Organisations that have opted to take PR into their own hands first need to establish their high-level overarching messages for their campaigns – sometimes easier said than done but in the aftermath of COVID, my experience is that companies are now particularly focused on their key messages and markets, and have a heightened awareness of their key geographies. Then if they want the flexibility to fast-track into new vertical markets and geographies, it is merely a case of localising or adapting content before pitching. There is just no need to produce net new content. Simply repurpose. Pitching and placing might require specialist help but priced by the deliverable and by geography with placement metrics, this is something B2B marketers can easily monitor and manage.

We’re in a digital world, but the big agencies are still in bricks and mortar

If you cannot resource a change in strategy in-house, then be selective about the agency you choose. Remember, you need to re-stock your sales pipeline and this will come from PR articles delivered and placed in key influencer journals, not from hours logged on a time sheet. Crucially, achieving pre-COVID PR and marketing activity levels, and executing global campaigns successfully to support sales teams, will depend on a B2B organisation’s choice to pay for PR support by the finished deliverable – be that an article, blog post or white paper – and not the hour.

And don’t forget the press release. The big agencies all rely on wire services which send out copy to get machine pickups. Lots of background noise but no real media engagement achieved. But the press release has a

key value

. If you get the news proposition right, and hang on all the ‘hidden agendas’ messaging you can, then send your release direct to the inbox of a journalist in your target media. This will set the foundations for a good ‘conversation’ with a key influencer for your future thought leadership placements. Newswires will never open this door for you.

In our evolving digital world, it is possible for an agency to offer campaign support in a range of geographies and vertical markets from a single hub. You don’t need to turn to a PR agency with offices in every one of their target countries – multiple teams in multiple offices mean multiple retainer costs, not to mention more chances of message dilution.
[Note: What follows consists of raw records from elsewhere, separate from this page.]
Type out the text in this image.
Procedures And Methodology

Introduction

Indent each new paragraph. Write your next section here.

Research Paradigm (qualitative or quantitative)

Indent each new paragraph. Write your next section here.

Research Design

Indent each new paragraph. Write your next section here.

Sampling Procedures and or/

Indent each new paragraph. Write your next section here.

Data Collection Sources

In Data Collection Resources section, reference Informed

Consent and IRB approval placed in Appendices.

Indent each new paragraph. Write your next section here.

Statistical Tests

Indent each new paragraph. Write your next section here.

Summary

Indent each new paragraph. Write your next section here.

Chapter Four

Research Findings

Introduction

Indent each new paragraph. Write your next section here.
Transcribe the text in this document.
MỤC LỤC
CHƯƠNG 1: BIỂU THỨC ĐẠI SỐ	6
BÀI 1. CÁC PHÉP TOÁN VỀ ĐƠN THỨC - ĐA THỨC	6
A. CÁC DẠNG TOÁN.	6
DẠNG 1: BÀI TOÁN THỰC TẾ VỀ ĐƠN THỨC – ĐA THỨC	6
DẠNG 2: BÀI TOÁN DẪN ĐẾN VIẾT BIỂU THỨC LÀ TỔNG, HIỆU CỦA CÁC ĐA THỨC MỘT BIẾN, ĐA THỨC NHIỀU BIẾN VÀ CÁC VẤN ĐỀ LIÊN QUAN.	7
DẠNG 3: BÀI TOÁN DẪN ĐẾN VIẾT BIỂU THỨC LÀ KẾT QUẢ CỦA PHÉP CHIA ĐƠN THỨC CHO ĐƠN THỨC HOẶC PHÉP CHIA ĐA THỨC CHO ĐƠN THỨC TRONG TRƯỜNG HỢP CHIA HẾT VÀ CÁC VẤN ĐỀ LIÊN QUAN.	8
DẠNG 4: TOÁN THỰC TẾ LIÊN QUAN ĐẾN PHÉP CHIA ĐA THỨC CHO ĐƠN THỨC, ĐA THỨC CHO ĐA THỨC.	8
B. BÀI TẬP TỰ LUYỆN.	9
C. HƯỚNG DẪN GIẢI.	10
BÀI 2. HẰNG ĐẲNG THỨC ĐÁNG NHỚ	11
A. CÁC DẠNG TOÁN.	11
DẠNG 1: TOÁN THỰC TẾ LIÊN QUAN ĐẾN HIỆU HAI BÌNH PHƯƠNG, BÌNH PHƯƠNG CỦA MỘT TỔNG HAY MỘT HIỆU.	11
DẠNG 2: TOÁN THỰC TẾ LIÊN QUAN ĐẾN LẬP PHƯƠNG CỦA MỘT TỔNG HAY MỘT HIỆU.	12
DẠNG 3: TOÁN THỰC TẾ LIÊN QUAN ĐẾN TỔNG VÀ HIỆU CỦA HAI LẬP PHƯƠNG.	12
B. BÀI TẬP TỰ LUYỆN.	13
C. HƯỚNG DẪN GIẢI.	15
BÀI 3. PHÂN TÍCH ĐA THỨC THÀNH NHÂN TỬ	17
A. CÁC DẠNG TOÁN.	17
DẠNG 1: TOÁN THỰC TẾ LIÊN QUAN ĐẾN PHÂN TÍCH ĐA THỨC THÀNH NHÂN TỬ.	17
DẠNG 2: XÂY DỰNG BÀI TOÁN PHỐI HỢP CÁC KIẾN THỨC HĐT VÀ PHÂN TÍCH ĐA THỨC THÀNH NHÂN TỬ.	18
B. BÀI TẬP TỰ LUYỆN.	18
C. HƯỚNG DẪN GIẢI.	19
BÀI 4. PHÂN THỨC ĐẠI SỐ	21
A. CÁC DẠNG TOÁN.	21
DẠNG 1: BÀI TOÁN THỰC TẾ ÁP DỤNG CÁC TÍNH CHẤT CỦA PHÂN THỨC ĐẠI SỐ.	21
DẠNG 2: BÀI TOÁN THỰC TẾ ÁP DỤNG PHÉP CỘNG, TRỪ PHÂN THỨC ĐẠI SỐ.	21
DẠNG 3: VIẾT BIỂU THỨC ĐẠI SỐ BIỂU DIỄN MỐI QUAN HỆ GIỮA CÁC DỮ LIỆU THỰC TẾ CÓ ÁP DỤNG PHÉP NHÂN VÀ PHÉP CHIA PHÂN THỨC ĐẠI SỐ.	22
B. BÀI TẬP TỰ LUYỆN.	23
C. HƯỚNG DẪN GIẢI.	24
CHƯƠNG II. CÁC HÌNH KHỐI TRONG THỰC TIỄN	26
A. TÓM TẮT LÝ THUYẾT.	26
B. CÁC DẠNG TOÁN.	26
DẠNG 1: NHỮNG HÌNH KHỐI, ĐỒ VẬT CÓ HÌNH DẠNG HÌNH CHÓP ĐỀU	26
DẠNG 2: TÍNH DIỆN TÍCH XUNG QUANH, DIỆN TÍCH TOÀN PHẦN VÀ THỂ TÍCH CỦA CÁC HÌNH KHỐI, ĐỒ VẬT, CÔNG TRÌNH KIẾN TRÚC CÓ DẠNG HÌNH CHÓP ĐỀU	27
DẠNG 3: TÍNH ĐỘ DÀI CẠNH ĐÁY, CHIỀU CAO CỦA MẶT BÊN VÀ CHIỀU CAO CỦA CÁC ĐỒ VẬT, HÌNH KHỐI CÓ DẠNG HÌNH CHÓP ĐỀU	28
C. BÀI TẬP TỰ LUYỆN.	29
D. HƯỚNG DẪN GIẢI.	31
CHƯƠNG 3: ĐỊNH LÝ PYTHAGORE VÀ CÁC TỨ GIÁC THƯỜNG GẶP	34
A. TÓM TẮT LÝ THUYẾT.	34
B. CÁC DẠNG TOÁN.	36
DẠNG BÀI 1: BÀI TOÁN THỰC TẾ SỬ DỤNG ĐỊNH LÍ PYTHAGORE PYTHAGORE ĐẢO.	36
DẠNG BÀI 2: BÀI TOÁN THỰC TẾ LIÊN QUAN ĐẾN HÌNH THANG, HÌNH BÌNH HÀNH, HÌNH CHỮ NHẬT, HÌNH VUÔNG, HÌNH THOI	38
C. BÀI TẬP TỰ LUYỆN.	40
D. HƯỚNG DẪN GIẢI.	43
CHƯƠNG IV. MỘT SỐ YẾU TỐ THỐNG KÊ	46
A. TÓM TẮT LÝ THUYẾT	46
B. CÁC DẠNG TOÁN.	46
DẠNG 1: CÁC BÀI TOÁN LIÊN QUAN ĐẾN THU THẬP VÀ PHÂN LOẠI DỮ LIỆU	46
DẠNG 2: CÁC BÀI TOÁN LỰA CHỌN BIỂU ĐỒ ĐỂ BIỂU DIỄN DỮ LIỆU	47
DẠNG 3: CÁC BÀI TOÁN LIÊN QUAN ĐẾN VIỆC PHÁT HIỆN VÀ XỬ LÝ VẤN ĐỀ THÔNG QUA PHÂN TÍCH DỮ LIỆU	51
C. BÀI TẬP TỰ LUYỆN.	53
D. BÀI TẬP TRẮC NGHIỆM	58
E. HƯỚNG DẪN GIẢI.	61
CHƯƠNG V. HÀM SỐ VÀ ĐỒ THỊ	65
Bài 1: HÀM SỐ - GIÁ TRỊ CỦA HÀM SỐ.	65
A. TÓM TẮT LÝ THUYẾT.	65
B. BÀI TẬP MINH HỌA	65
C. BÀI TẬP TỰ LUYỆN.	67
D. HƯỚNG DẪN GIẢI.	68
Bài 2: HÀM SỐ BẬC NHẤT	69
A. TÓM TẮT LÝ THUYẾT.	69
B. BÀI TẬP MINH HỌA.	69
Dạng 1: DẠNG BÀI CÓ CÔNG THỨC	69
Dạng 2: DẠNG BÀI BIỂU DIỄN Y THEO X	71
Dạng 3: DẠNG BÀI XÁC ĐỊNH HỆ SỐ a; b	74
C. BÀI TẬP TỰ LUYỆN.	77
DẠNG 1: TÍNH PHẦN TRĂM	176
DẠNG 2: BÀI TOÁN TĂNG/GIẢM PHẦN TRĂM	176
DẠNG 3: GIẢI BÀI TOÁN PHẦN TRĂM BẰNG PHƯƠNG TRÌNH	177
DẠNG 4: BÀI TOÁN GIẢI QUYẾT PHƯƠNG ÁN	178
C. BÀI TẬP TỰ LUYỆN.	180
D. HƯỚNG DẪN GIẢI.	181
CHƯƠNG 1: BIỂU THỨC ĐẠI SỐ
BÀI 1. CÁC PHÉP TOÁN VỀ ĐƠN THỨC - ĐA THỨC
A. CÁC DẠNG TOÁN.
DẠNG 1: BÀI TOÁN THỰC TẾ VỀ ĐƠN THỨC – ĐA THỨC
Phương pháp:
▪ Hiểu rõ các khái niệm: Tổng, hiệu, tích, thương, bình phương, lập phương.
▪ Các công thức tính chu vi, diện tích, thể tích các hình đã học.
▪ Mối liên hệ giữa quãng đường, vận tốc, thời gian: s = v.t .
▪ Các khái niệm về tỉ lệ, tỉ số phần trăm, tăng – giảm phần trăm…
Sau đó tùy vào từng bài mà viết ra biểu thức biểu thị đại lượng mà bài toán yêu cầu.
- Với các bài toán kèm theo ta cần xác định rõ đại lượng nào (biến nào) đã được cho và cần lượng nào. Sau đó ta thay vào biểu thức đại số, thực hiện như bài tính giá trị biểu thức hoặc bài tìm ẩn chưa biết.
Using an agency with a global outreach hub can cost a fraction of the large retainer cost. By moving away from hours worked to PR items delivered, organisations can return to pre-COVID PR activity levels at a third of the cost. Yes, you must still rely on the quality of the agency staff, but if you pay by the deliverable and set strict placement metrics, you will have transparency and ability to manage the success of this part of your marketing strategy.

Efficient and committed campaign support

Outside of costing less, switching to a hub-based approach, whether in house or with an agency, has the added benefit of streamlined processes. No multiple teams spread across different geographies and time zones working in siloes. You control operations through one office or one internal department.

Cutting out multiple middlemen guarantees faster results due to the efficient nature of a smaller team – and a Single Point of Contact who is accountable for results rather than for logging in hours on a time sheet.

A golden opportunity to turn disruption into business opportunity 

B2B organisations have had to be innovative during the pandemic and re-think how they operate – and more importantly how and where they spend their money. Moving to a deliverables-based and results-driven marketing strategy that controls global campaigns from a single hub at a fraction of the administration and cost makes perfect sense in a post-COVID world. Leaner, fitter and focussed on results.